Mexican Beans

>> Wednesday, July 1, 2009

pinto beans,frijoles
Frijoles,Beans are an essential part of Mexican food, I remember when I was growing up my Mom always had a pot on the stove or ready made in the refrigerator for our weekly meals. If you want to make good Mexican food you should learn how to make simple beans to work with that you can later add other ingredients or spices to. Although you could just buy a can of beans nothing compares to the fresh-no preservative- no tin can taste of home made beans, (buying dry beans is also cheaper). Pinto beans are the most common bean used, although some regions use black beans, and we will be using Pinto beans here.


The very first thing you need to do is clean your beans, of course running them under water, but you also need to pick out the pieces of rocks or really dirty ones, I also discard the split halves.
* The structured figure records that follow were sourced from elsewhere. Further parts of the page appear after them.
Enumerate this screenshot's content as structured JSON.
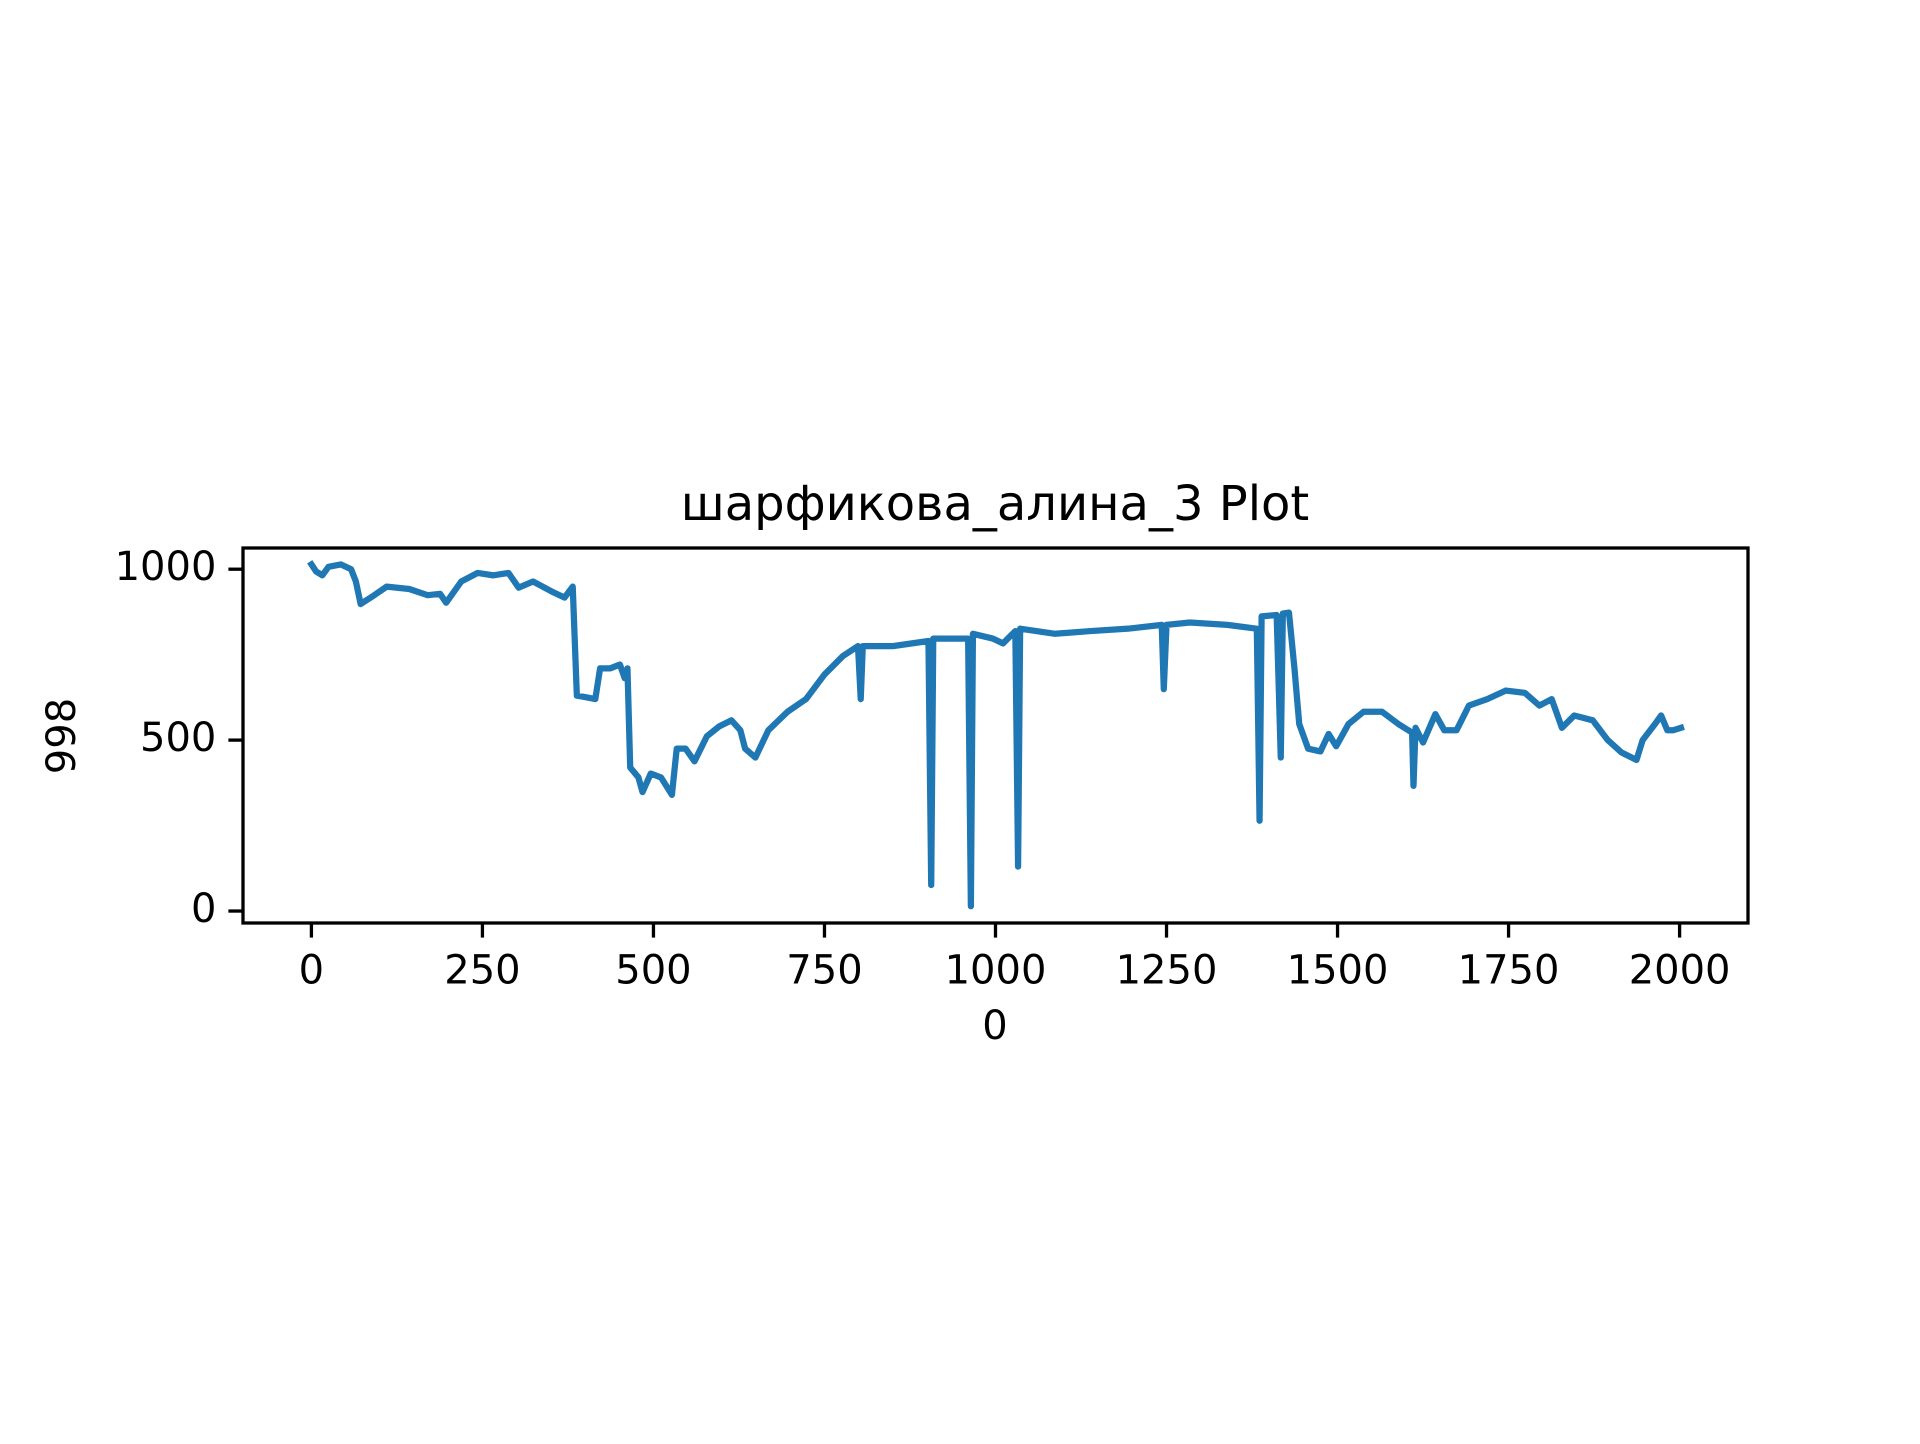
{
  "chart_data": {
    "type": "line",
    "title": "шарфикова_алина_3 Plot",
    "x_label": "0",
    "y_label": "998",
    "color": "#1f77b4",
    "x": [
      0,
      7,
      16,
      25,
      43,
      58,
      65,
      72,
      89,
      110,
      143,
      170,
      188,
      197,
      219,
      243,
      266,
      288,
      303,
      324,
      351,
      370,
      382,
      388,
      397,
      415,
      422,
      437,
      451,
      458,
      462,
      466,
      478,
      484,
      496,
      511,
      527,
      534,
      547,
      560,
      578,
      596,
      614,
      627,
      634,
      649,
      668,
      696,
      723,
      750,
      777,
      799,
      803,
      806,
      850,
      902,
      906,
      909,
      960,
      964,
      967,
      996,
      1011,
      1029,
      1033,
      1036,
      1087,
      1139,
      1194,
      1243,
      1246,
      1250,
      1284,
      1339,
      1382,
      1386,
      1389,
      1411,
      1417,
      1420,
      1429,
      1437,
      1444,
      1457,
      1475,
      1487,
      1498,
      1516,
      1538,
      1565,
      1589,
      1609,
      1611,
      1614,
      1625,
      1643,
      1656,
      1674,
      1692,
      1719,
      1746,
      1774,
      1795,
      1813,
      1828,
      1846,
      1873,
      1895,
      1915,
      1937,
      1946,
      1964,
      1973,
      1982,
      1991,
      2002
    ],
    "values": [
      1014,
      993,
      982,
      1007,
      1014,
      1000,
      964,
      898,
      920,
      949,
      942,
      924,
      928,
      902,
      964,
      989,
      982,
      989,
      946,
      964,
      935,
      917,
      949,
      630,
      627,
      620,
      710,
      710,
      721,
      681,
      710,
      420,
      391,
      348,
      402,
      391,
      340,
      475,
      475,
      438,
      511,
      540,
      558,
      529,
      475,
      449,
      529,
      583,
      620,
      692,
      746,
      775,
      620,
      775,
      775,
      790,
      76,
      797,
      797,
      14,
      811,
      797,
      783,
      819,
      130,
      826,
      811,
      819,
      826,
      837,
      649,
      837,
      844,
      837,
      826,
      264,
      862,
      866,
      449,
      870,
      873,
      710,
      547,
      475,
      467,
      518,
      482,
      547,
      583,
      583,
      547,
      522,
      366,
      536,
      493,
      576,
      529,
      529,
      601,
      620,
      645,
      638,
      601,
      620,
      536,
      572,
      558,
      500,
      464,
      442,
      500,
      547,
      572,
      529,
      529,
      536
    ],
    "xlim": [
      -100,
      2100
    ],
    "ylim": [
      -35,
      1062
    ],
    "xticks": [
      0,
      250,
      500,
      750,
      1000,
      1250,
      1500,
      1750,
      2000
    ],
    "yticks": [
      0,
      500,
      1000
    ]
  }
}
This is quite normal.

There are 3 ways you can cook your beans, 1. you could soak the beans in water overnight to soften them and shorten the cooking time.2. You could use a pressure cooker, this shortens the cooking time considerably. I'm not a fan of pressure cookers, it could be from a "childhood scar". One day my Mom was using her pressure cooker, goes into the kitchen to check on the beans. Then we heard a load banging noise, and my Mother screaming. We ran to the kitchen and saw a bean explosion. Beans were everywhere. On the walls, the ceiling and my poor Mother. It's kinda funny now, but we were just glad my Mom was Ok. You don't want to know how hard it is to remove bean stains from the walls. So no pressure cooker for me. 3. You can put them in a big pot and boil, nice and safe; for everyone.

To make enough for 1 meal for 2 adults you'll need 1 1/2 cups or about 275 grams of beans. After you clean the beans put in a large pot to start with enough water to cover them above by 2 inches/5 cm. Bring them to a boil then reduce heat and continue to cook until they are tender, have doubled in size and their skin starts to split. You need to check on them often, stir and keep adding water to make sure they don't dry out and burn. Cooking time can take up to 2 hours depending on weight. After they have become tender you can now add 1 teaspoon or more of salt. That's all, now you can use them in many Mexican recipes.